Variable is any data item – any kind of attribute or characteristic – that can be measured or counted. A variable can be a place of birth, a level of education, a variable can be a place, a thing, it can be a person or even an idea. A variable should be the core of research and should therefore be clearly identified.
At this point, we should mention the difference between qualitative (aka categorical) and quantitative (aka numerical) variables. Qualitative variables have descriptive values and can only take values in a form of names or labels, such as the color of eyes or hair, a person’s name, or his nationality. A quantitative or numeric variable is something we can count or measure in numbers, such as a person’s height or weight, age, etc. Quantitative or numeric variables can be further classified as discrete or continuous. A variable is continuous when it can take on any value between its minimum value and its maximum value, and when this is not the case, we are dealing with a discrete variable. The number of firefighters in a department is a discrete variable, while their height and weight is a continuous variable – variables take a value between a minimum and maximum weight and height of firefighters.
In addition to the difference between quantitative and qualitative data, we can also mention that statistical data is often classified according to the number of variables that are studied – in this case, we are talking about a difference between univariate and bivariate data. When we are looking at only one variable in a study, we say that we are working with univariate data. On the other hand, when we examine a relationship between two variables, we are working with bivariate data. For example, if we conduct a study that examines a relationship between the height and weight of firefighters, we would be working with bivariate data.
Let’s have a look at another perspective on variables. For example, during an experiment, when we evaluate a hypothesis, we test the effect of the independent variable – the variable that is manipulated – on another, dependent variable, which is being measured. In addition to these two, scientists often include controlled variables, which are kept constant while exploring the effects of the independent variable on a dependent one.
Since we presented variables in a previous paragraph, analysis is another (statistical) term that every data scientist should be well-acquainted with.
The analysis is when we study or examine something in detail, in order to discover more about it, and in statistics, we deal with:
- quantitative analysis aka statistical analysis, and
- qualitative analysis or non-statistical analysis.

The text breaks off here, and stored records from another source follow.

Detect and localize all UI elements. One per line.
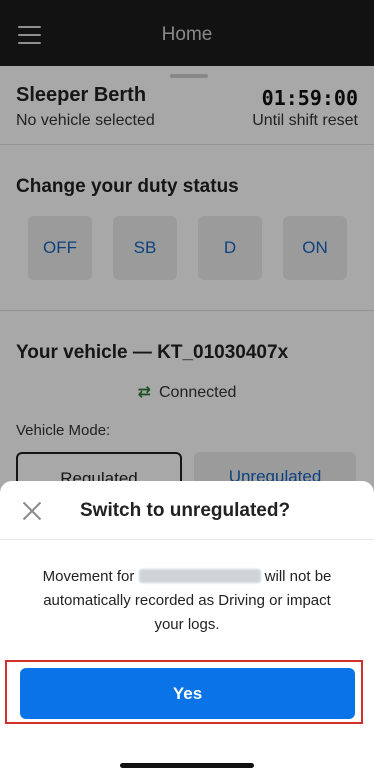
yes-button[interactable]: Yes xyxy=(20,668,355,719)
switch-unregulated-dialog: Switch to unregulated? Movement for will… xyxy=(0,481,374,776)
dialog-message: Movement for will not be automatically r… xyxy=(30,565,344,637)
home-indicator xyxy=(120,763,254,768)
dialog-title: Switch to unregulated? xyxy=(80,500,291,521)
redacted-vehicle-id xyxy=(138,569,261,583)
close-icon[interactable] xyxy=(22,501,42,521)
message-prefix: Movement for xyxy=(42,568,135,585)
divider xyxy=(0,539,374,540)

Quantitative analysis is about looking at the hard data and the actual numbers – we collect and interpret data with patterns and data visualization. On the other hand, qualitative analysis is less definite because it often concerns things that cannot be expressed as a number, such as subjective characteristics and opinions. Focus group discussions, in-depth interviews, and searching for the prevalent opinion in forums are just some of the most common methods of gathering qualitative data.
Understanding descriptive and inferential statistics
Every data scientist should be able to work with at least the basics of descriptive statistics. But what is that? The shortest possible answer would be – characteristics of a population. With descriptive statistics, we try to describe and understand the characteristics of a specific data set. We do that by giving short summaries about the sample and measures of the data, such as measures of center or central tendency (the mean or the average, median, and mode), which are some of the most famous statistical measures, and measures of variability, which are about standard deviation, variance, minimum and maximum variables, range, kurtosis, and skewness.

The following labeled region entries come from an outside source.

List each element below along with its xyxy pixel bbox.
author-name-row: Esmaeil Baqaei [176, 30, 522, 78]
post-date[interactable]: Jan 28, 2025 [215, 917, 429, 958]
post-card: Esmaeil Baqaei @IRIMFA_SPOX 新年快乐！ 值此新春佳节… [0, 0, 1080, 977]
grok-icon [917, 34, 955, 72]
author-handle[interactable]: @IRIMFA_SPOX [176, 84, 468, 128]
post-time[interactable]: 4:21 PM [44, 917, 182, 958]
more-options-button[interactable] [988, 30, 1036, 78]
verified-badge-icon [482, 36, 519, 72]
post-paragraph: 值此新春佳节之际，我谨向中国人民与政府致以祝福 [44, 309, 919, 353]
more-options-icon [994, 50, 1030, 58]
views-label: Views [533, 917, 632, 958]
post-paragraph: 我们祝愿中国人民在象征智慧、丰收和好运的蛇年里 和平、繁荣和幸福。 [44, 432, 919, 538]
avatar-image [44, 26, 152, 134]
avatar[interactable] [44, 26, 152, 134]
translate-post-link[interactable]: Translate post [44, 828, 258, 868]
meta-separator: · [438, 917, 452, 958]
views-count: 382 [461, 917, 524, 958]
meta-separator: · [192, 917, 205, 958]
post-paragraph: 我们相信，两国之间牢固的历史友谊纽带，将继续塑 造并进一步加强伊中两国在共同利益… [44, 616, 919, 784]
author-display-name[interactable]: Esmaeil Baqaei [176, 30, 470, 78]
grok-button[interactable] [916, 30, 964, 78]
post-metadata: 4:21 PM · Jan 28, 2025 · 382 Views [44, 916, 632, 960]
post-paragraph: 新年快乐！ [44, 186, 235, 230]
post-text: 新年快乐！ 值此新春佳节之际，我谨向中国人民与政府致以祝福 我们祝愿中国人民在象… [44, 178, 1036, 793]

Descriptive statistics helps us understand the properties of the data sample. When we know what is the sample mean, and for example what is the distribution of a variable, we know a bit more about the collective data attributes of a sample. But, with all this information, can we make a prediction? No, in order to make predictions we need to employ inferential statistical, which is a separate branch of statistics. If we try to compare descriptive vs. inferential statistics, we can say that with descriptive statistics, there is no uncertainty – the statistics precisely describe the data that you collected. However, with inferential statistics, we take the data from samples and make generalizations about a population. In order to do that, we need to use random and unbiased sampling methods to get a representative sample because, without it, you can’t make valid statistical predictions. Of course, when working with sample predictions, there are some downsides and a sampling error, which is a difference between the actual and measured values of the population, will always occur. For this reason, there is always at least some degree of uncertainty in inferential statistics, but we try to eliminate it to a minimum with probability sampling methods.
There is so much, much more to cover just the basics of statistics, but in this article, we tried to go through a few of the very basic terms and concepts which are the true foundations so you can deepen your knowledge.